Falanca sporcumuz Çin'e "sakat sakat gitmiş."
Filanca sporcumuz "Çin'de sakatlanmış."
Başarının sahibi çok olurmuş da...
Başarısızlığı gelin etmişler, kimse damatlığı kabul etmemiş.
Pekin'de "bunu" dolu dolu gözledik.
***
Yanımızdakilerle "sakatlık üzerine" konuşurken...
Adalet Bakanı Mehmet Ali Şahin'i gördük.
O da bizi gördü.
Birbirimize doğru yürümeye başladık.
"Bir şey" dikkatimizi çekti... Bakan bey hafiften aksıyordu.
- Hayırdır sayın Bakan... Siz de mi sakatlandınız?.. Pekin'de mi oldu?.. Zaten yeteri kadar sakatımız var.

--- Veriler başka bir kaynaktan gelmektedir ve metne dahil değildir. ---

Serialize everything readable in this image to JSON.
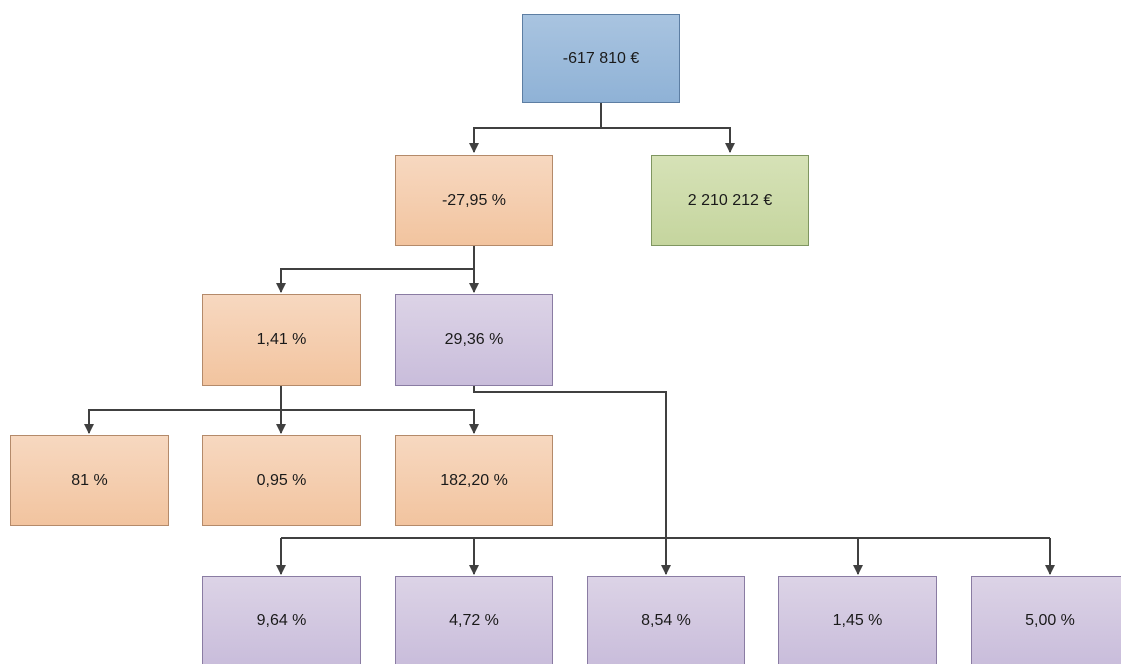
{
  "nodes": {
    "root": "-617 810 €",
    "l2_left": "-27,95 %",
    "l2_right": "2 210 212 €",
    "l3_left": "1,41 %",
    "l3_right": "29,36 %",
    "l4_a": "81 %",
    "l4_b": "0,95 %",
    "l4_c": "182,20 %",
    "l5_a": "9,64 %",
    "l5_b": "4,72 %",
    "l5_c": "8,54 %",
    "l5_d": "1,45 %",
    "l5_e": "5,00 %"
  },
  "colors": {
    "blue": "#9dbbdc",
    "green": "#cddaab",
    "orange": "#f4cdae",
    "purple": "#d1c7e0",
    "connector": "#404040"
  }
}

Mehmet Ali Şahin "Pekin'de değil, Antalya'da oldu" diye güldü:
- Pekin'e gelmeden önce Antalya'da tenis oynadım... Bir saatten fazla... Fakat, ısınmadan oynadım.
- Sonuç?
- Pekin'de aksama başladı... Kafile doktorumuz yarbay baktı.
- Ne dedi?
- Kıkırdakta sorun... Menüsküs... Türkiye'ye dönünce Gülhane'ye gideceğim... Ufak bir operasyon gerekiyor.
"Geçmiş olsun" dedik ve takıldık:
- Bu durumda Pekin'de müsabakaya çıkamayacaksınız... Bizi bir madalyadan ettiniz.
***
Mehmet Ali Şahin de bize takıldı:
- Neyse ki siz madalya aldınız... Ona sevindik.
Bizi dinleyenler "neee" diye sordular.
Spordan Sorumlu Devlet Bakanı Murat Başesgioğlu araya girdi:
- Evet arkadaşlar... Yavuz bey bir madalya aldı.
Herkes "göster... Hani?.. Nerede" diye toplandı.
***
Çin Yabancı Ülkelerle Dostluk Derneği Başkanı Chen Haosu "Türk-Çin Dostluk Derneği Başkanı Kemal Baytaş onuruna" bir yemek vermişti.
Yemeğe büyükelçimiz Oktay Özüye ile biz de davetliydik.
"Karşılıklı konuşmalar" yapıldı.
Ve yemekten sonra bay Chen Haosu, "olimpiyatların ilk günü anısına bir madalya yapıldığını" söyledi.
"Sınırlı sayıda."
Çin'e gelen "yabancı konuklara" veriliyormuş.
Baytaş'a, büyükelçimize ve bize "birer madalya" taktı.
***
"Şaka maka" Pekin'den elimiz boş dönmedik.